By windows #5 and #6, I am taking the old brackets down
first --- brrrrp brrrp brrrp brrrrp --- easy pickings for the electric
screwdriver. Then I switch back over to
a drill bit, mark the spots for the brackets for both windows, then ---
brrrrrp brrrrp brrrp… Twenty-five minutes later, the blinds for
both windows are up and secure.
Windows #7 and #8 also go great … great, I tell you … until …. until I turn funny while stretching
to reach one of the screws. I
accidentally tweak my left knee. It
hurts, I mean it really totally and completely hurts, and I cannot put any
weight on it.
Pissah once again.
I limp upstairs because I know somewhere up there I have a
Velcro knee brace. I locate it, wrap it
around my knee, and try to get back up onto the chair to finish the
installation. I'm so close, so very
close, to marking this project off my To Do List.
I finish all of the windows while watching the news and my
heart stops for a moment when I hear, "Shark spotted at Wallis
Sands…" That's just north of where
I would've been swimming, and by "just north" I am talking probably a
mile or two.

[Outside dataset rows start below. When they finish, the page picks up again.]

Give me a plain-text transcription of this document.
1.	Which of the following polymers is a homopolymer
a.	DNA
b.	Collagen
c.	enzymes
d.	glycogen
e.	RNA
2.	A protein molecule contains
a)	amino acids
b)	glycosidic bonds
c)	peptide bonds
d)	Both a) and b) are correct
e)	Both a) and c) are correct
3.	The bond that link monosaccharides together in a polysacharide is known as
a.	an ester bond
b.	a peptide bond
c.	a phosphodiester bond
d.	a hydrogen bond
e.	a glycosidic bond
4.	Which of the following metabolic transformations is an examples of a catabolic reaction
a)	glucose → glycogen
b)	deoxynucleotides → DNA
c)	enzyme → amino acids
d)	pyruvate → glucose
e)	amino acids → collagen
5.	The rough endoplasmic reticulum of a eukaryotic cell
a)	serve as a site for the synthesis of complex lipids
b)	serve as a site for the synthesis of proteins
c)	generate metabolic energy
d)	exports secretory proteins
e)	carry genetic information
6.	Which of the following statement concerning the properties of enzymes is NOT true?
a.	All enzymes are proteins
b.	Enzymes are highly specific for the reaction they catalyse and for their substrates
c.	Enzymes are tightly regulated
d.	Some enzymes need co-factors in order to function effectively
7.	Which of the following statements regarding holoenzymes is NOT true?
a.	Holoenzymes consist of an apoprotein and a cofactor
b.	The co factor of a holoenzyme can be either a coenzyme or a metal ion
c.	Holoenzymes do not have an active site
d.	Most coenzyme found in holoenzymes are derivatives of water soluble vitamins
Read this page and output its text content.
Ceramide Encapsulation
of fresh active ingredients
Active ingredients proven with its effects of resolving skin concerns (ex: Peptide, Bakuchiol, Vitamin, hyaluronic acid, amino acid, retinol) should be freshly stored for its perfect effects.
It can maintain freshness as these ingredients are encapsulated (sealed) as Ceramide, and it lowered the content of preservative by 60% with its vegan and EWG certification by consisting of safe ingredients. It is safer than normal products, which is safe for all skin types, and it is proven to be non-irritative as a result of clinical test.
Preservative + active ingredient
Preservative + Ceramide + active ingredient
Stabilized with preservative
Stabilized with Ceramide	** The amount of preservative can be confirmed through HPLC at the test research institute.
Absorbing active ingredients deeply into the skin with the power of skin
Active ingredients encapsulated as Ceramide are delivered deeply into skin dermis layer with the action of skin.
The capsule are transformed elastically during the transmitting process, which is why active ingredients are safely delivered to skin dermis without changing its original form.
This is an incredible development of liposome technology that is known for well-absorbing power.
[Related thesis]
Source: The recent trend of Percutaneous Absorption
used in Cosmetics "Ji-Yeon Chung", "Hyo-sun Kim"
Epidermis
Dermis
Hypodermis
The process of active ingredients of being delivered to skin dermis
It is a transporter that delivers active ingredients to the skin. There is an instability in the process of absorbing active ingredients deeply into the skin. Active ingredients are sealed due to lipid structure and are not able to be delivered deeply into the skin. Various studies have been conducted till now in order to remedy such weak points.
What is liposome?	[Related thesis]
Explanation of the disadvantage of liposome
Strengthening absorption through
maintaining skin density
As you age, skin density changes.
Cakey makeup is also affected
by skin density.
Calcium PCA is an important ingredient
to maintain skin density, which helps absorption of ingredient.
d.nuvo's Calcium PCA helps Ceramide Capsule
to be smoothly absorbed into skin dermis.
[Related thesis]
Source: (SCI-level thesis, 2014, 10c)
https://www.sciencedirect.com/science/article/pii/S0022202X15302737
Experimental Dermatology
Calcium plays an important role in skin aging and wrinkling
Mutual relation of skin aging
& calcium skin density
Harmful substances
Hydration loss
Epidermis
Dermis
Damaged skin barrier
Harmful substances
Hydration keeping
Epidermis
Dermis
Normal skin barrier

My biggest ocean fear. Shark.
In the waters off Rye/Hampton, NH.
Again.
This is why I scoff at people who laugh at me when I tell
them I only go waist deep in the water.
Lately I've been venturing deeper, getting more daring, trusting that I
won't be the shark's first meal choice. Or last meal choice. Or dessert.
Or any damn choice at all. This
is why I swim in clear pools. (If it's
any consolation, I'm not overly fond of leeches, either, so I avoid ponds and
lakes that look reedy or skeevy.)
I am suddenly looking at my blinds in a new light. Well, that and because they are
light-filtering blinds so more light is going to be filtering through. Now my blinds are not only making the windows
look bitchin' but they may well have salvaged my limbs for me.
Except my knee.
Apparently I have sacrificed my knee to stave off sharks.
I can hear myself now explaining this one to the
orthopedist. "Well, ya see, Doc, it's like this.
I was going to go to the beach but I decided to put up blinds today and
then I tweaked my knee because sharks were going to eat it anyway."
To put it into medical terms, the blinds saved my
ass. Er, my knee. Wait, no.
Blinds broke my knee. Okay, my
ass. Blinds did save my ass.
Pissah at last.
I no longer have any lingering guilt about giving up a perfectly
good beach day for the sake of a bunch of blinds. But I will say the effect is bitchin' Such a difference from broken paper accordion
shades being held open with scraps of yarn and trim. Maybe I'll hit the beach tomorrow. Time's a-ticking and my To Do List is
shrinking, and that, kids, is what's really pissah, wicked wicked pissah.